O Dia Mundial da Voz, comemorado em 16 de abril, será marcado por uma série de atividades na Unicamp. As ações, que compreendem desde o atendimento médico até a orientação sobre o uso adequado da voz à população, começaram nesta segunda, 12 e se estenderão até sexta-feira, 16. No Brasil, um dos graves problemas que afetam a saúde vocal é o câncer de laringe, causado principalmente pelo tabagismo. Anualmente, são diagnosticados no País 15 mil novos casos da doença, sendo que metade deles é fatal.

As atividades que marcarão o Dia Mundial da Voz serão divididas em duas frentes. Em parceria com a prefeitura de Campinas, o Centro de Estudos e Pesquisas em Reabilitação (Cepre), vinculado à Faculdade de Ciências Médicas (FCM) da Unicamp, promoverá a partir desta terça-feira, 13, ações tanto no campus de Barão Geraldo quanto em centros de saúdes, creches e escolas municipais. Até a sexta-feira, de acordo com a professora do curso de Fonoaudiologia, Lúcia Mourão, serão realizadas oficinas e prestados atendimentos à população, sempre com o objetivo de orientá-la sobre os cuidados necessários com a voz.

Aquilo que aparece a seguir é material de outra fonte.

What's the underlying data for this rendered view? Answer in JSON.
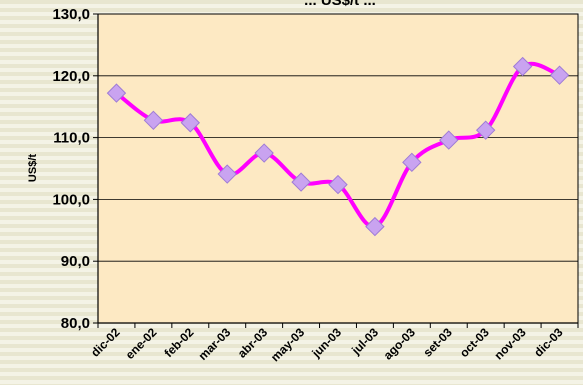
{
  "chart_data": {
    "type": "line",
    "title": "",
    "title_partial": "... US$/t ...",
    "xlabel": "",
    "ylabel": "US$/t",
    "categories": [
      "dic-02",
      "ene-02",
      "feb-02",
      "mar-03",
      "abr-03",
      "may-03",
      "jun-03",
      "jul-03",
      "ago-03",
      "set-03",
      "oct-03",
      "nov-03",
      "dic-03"
    ],
    "series": [
      {
        "name": "",
        "values": [
          117.2,
          112.8,
          112.4,
          104.1,
          107.5,
          102.8,
          102.4,
          95.6,
          106.0,
          109.6,
          111.2,
          121.5,
          120.1
        ]
      }
    ],
    "ylim": [
      80,
      130
    ],
    "yticks": [
      "80,0",
      "90,0",
      "100,0",
      "110,0",
      "120,0",
      "130,0"
    ],
    "grid": true,
    "legend": "none",
    "colors": {
      "background_stripes": "#E8E6D0",
      "background_base": "#F4F3E6",
      "plot_area": "#FDE9C3",
      "line": "#FF00FF",
      "marker": "#C9A3F0",
      "marker_edge": "#9E7BD6",
      "gridline": "#000000"
    }
  }
}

Segundo a professora, um dos sintomas que podem indicar que algo está errado com a saúde vocal é a rouquidão. “Embora muita gente não dê importância a este sinal, ele é muito importante. Se o problema se prolongar por 15 dias, a recomendação é para que a pessoa procure imediatamente um profissional especializado”. A docente sugere, a título de prevenção, que as pessoas evitem o uso do cigarro e gritar com frequência. “Para os profissionais que usam a voz como instrumento de trabalho, a orientação é para que façam exercício de aquecimento, bebam bastante água e procurem manter o equilíbrio corporal. Uma visita anual ao fonoaudiólogo ou ao otorrinolaringologista também é importante”, diz.

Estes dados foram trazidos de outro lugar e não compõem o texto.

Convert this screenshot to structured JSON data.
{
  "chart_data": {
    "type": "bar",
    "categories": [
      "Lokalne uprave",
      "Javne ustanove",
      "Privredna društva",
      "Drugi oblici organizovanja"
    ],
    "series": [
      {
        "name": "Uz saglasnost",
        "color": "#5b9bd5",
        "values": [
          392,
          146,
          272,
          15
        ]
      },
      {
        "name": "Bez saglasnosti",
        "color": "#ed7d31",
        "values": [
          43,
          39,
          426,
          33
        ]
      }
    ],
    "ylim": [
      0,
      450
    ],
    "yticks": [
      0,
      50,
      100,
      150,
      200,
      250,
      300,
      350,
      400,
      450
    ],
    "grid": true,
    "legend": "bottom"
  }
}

A outra frente de ações já está acontecendo no Hospital de Clínicas (HC) e vai até sexta-feira. Sob coordenação da disciplina de Otorrinolaringologia da FCM, o HC oferecerá atendimento médico especializado à população de toda a Região Metropolitana de Campinas (RMC). O médico Agrício Crespo, chefe da disciplina, esclarece que assim como qualquer outra estrutura do corpo humano, as cordas vocais, responsáveis pela vibração que produz a voz, ficam sobrecarregadas quando são muito exigidas. Por isso, os mais afetados por esses problemas são os profissionais que dependem da voz para trabalhar, como os professores.

Além da rouquidão persistente, outros sintomas podem indicar que algo não vai bem com a saúde vocal. Entre eles estão os pigarros, dores de gargantas constantes, sensação de incômodo ao engolir e perda de voz. O médico lembra que apesar de a população estar mais consciente sobre esses cuidados, o número de casos de câncer de laringe no Brasil ainda é muito elevado. O docente considera que o número de mortes provocada pela doença poderia ser reduzido se as pessoas prestassem mais atenção às alterações de voz e procurassem atendimento médico logo que identificassem algum problema.